Kontrolerzy lotów z Okęcia: apelujemy o zakończenie tego sporu. Jesteśmy na skraju zmęczenia
W czwartek po godzinie 19:00 mają rozpocząć się negocjacje kontrolerów lotów z Lotniska Chopina z pracodawcą, czyli Polską Agencją Żeglugi Powietrznej. Protestujący w rozmowie z nami apelują o natychmiastowe zakończenie sporu, bo w grę wchodzi bezpieczeństwo tysięcy ludzi.
– Doszło do takiej sytuacji, że poziom stresu niewynikającego z naszej pracy był wyższy niż natężenie samego ruchu lotniczego. To była absurdalna sytuacja i w pewnym momencie powiedzieliśmy "dość". Nie będziemy więcej pomiatani – mówi naTemat.pl jeden z kontrolerów z Lotniska Chopina.
Związkowcy wysyłali pisma do Urzędu Lotnictwa Cywilnego, do ministerstwa infrastruktury, a w zeszłym tygodniu do premiera. Na żadne nie dostali odpowiedzi, więc postanowili działać i ogłosili protest.

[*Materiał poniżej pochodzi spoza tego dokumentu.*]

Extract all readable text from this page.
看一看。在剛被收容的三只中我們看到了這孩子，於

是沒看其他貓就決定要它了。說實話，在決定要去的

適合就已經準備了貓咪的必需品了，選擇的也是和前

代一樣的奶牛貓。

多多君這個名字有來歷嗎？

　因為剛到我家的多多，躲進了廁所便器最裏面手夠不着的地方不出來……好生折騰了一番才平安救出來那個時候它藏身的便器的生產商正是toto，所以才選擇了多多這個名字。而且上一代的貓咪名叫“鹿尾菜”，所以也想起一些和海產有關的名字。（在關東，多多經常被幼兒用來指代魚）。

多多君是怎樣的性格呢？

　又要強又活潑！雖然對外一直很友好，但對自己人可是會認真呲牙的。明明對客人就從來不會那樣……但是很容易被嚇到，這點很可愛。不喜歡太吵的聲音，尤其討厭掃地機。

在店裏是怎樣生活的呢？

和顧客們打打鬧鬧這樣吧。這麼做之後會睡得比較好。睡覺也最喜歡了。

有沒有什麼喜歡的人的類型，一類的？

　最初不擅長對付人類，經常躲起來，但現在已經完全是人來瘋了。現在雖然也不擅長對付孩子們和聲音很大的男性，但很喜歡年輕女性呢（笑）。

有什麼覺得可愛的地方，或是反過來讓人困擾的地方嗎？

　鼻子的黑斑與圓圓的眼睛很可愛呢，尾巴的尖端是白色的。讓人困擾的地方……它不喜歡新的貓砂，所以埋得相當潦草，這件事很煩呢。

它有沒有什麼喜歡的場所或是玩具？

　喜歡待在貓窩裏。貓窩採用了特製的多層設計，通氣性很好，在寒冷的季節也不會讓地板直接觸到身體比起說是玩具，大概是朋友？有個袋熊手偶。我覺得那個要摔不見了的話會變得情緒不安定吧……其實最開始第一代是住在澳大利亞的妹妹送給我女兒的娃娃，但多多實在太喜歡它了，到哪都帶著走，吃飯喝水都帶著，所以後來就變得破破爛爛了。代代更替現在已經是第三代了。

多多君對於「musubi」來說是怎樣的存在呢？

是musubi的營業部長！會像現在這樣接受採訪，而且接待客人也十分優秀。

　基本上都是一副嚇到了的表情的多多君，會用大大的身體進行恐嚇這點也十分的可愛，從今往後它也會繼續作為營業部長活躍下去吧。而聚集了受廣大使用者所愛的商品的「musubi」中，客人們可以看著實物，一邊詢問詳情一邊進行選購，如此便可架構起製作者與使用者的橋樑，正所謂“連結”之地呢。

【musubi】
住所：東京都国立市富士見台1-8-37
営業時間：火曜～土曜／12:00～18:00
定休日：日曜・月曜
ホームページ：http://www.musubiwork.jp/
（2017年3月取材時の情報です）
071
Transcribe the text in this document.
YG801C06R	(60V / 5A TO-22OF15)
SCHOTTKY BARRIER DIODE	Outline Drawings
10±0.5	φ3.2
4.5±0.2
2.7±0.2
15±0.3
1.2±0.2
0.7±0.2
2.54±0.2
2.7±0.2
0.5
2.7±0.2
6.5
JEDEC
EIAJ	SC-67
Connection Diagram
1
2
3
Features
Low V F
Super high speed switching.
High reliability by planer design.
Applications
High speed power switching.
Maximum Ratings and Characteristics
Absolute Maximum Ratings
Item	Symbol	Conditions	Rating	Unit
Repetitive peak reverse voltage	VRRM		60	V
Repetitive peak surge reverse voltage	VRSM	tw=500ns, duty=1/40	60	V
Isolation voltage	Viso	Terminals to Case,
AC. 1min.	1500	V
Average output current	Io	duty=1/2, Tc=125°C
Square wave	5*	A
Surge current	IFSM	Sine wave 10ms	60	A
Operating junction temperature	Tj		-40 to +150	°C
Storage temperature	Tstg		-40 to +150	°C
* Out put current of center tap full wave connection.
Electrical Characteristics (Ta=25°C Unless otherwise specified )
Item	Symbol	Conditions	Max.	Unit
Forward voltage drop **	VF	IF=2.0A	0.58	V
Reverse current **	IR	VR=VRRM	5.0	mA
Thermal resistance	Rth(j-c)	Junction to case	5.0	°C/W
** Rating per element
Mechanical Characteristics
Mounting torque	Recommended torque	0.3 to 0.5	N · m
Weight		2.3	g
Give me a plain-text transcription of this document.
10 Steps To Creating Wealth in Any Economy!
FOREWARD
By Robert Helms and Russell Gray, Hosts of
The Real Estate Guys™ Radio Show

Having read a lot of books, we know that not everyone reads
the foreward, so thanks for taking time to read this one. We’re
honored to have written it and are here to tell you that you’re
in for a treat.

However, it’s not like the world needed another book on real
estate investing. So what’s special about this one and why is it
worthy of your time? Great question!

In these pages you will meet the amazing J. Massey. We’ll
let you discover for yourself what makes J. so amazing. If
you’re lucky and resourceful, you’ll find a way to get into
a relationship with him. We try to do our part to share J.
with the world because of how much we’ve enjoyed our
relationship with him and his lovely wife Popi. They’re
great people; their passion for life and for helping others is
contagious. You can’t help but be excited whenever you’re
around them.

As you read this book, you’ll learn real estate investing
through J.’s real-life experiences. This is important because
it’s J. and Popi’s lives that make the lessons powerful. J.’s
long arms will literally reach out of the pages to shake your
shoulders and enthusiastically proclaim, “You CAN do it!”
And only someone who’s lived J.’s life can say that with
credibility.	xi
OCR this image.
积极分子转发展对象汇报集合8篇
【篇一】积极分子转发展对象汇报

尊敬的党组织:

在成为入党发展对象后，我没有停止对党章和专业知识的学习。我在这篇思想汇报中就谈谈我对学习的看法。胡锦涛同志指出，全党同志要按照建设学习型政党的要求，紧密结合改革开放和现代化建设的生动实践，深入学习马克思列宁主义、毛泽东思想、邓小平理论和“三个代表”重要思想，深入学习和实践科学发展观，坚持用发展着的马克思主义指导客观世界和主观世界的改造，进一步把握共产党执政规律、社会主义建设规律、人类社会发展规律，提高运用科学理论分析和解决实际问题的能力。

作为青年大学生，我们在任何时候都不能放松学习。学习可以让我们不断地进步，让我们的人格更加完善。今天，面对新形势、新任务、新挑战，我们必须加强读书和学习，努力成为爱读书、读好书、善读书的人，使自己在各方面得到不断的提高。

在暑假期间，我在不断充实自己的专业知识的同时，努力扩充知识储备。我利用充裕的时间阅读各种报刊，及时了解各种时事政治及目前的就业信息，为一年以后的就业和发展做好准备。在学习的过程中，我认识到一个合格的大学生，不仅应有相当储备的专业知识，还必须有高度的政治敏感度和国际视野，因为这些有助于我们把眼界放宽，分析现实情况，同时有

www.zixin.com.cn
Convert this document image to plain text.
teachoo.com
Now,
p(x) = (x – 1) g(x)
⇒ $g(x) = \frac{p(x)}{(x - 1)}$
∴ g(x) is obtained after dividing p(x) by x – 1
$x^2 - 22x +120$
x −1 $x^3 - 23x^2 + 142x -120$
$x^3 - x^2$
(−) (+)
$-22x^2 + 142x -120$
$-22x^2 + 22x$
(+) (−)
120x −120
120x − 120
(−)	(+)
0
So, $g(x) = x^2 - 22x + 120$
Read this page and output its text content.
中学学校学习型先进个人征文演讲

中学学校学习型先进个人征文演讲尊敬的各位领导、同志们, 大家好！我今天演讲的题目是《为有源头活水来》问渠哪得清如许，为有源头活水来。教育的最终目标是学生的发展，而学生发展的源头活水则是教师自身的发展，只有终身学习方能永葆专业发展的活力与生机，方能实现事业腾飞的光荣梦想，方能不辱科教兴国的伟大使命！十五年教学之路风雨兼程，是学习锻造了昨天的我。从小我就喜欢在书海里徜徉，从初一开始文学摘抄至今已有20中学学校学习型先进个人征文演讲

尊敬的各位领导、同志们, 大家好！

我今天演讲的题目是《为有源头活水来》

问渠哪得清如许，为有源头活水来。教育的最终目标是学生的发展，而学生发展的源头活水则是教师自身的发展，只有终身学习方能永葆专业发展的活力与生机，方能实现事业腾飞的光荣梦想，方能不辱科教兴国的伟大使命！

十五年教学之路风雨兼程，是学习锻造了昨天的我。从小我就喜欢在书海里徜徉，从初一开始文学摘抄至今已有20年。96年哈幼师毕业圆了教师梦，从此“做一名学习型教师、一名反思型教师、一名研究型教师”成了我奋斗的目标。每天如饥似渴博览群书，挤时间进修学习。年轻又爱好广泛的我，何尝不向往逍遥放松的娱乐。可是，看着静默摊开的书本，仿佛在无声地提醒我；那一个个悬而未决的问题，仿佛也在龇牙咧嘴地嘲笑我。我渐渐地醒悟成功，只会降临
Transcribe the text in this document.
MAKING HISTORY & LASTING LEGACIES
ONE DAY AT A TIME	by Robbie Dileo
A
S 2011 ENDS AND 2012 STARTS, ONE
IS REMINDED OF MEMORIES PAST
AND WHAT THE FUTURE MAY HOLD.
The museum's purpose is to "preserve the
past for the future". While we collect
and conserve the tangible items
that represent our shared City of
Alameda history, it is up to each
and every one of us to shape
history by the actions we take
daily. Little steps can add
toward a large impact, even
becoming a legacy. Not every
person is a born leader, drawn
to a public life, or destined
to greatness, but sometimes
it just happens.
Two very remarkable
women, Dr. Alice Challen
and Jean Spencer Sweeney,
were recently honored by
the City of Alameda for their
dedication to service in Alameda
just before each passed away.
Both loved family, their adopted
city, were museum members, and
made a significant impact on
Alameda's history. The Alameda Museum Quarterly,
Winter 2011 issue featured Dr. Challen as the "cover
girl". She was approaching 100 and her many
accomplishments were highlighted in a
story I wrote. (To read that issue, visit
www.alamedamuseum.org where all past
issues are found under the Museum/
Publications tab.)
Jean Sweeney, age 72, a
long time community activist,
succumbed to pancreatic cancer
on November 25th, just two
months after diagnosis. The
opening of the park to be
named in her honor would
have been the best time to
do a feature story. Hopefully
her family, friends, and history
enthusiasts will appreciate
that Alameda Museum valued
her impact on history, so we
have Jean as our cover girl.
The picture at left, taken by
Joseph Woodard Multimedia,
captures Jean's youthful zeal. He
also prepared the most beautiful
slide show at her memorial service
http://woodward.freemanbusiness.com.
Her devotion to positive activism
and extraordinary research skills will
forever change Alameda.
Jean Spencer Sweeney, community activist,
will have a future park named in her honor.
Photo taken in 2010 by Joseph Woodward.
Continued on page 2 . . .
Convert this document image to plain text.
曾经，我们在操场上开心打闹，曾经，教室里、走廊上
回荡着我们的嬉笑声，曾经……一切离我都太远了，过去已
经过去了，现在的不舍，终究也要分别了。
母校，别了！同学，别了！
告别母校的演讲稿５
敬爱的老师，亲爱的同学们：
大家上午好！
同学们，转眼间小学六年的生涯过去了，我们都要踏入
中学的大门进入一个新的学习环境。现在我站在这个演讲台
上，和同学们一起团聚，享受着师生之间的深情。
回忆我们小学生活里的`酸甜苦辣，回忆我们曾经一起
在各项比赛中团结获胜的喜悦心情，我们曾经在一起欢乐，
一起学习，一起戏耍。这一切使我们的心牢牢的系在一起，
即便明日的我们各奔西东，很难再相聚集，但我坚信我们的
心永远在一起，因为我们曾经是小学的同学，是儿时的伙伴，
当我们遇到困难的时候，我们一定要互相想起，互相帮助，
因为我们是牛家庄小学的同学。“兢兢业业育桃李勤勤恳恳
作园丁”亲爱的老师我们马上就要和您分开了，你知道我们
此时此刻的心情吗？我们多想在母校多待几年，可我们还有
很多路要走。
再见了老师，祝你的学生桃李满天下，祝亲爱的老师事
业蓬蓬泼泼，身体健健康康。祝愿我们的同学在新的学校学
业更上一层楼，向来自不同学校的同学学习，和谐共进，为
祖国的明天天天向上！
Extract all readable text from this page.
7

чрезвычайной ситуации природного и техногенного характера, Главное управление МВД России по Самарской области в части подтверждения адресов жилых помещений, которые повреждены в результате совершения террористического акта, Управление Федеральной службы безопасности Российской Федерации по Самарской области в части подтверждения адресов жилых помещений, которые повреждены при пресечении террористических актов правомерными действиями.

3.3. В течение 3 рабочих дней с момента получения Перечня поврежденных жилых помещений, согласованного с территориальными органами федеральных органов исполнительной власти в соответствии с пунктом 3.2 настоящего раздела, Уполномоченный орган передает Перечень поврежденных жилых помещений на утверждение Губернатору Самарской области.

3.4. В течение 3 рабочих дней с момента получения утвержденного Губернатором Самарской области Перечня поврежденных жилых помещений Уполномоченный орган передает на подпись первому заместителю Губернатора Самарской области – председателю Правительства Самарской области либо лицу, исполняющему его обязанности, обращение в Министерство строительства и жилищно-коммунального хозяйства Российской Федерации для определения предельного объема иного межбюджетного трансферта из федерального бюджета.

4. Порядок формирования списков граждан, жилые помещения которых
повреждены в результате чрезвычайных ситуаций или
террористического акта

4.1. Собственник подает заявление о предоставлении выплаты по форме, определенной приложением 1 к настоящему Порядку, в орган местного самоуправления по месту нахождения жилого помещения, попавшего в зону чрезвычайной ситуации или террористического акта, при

I chociaż wieża kontroli lotów działa normalnie i zapewnione jest bezpieczeństwo ruchu lotniczego, to dzieje się tak tylko dzięki wysiłkom i mobilizacji pracujących tam kontrolerów.
– Sytuacja dla pracujących obecnie operacyjnie kontrolerów jest niezmiernie trudna. Ja sam jestem obecnie po trzech dniach pracy operacyjnej i wiem jak trudno pracuje się w takich warunkach. Nie chcemy zatrzymywać ruchu na lotnisku, nie chcemy być do tego zmuszeni, a jednocześnie jesteśmy pod ogromną presją ze strony pracodawcy. Dlatego apelujemy, żeby dzisiaj podczas negocjacji doszło do zakończenia tego sporu – opowiada nam kontroler.
Pytany o konkrety, żeby opisał jakie zmiany wprowadził nowy kierownik, nie chciał wchodzić w szczegóły, bo nie chce zaogniać sytuacji przed wieczornymi rozmowami. – Liczymy cały czas na polubowne rozwiązanie sporu, dlatego zdecydowaliśmy się nie doprowadzać do paraliżu lotniska. Pytanie tylko: na ile wystarczy nam sił, żeby taką pracę kontynuować? Bo niedługo może dojść do tego, że ludzie nie będą w odpowiednim stanie i fizycznym, i psychicznym, żeby właściwie zapewniać bezpieczne starty i lądowania tysięcy pasażerów – stwierdza nasz rozmówca.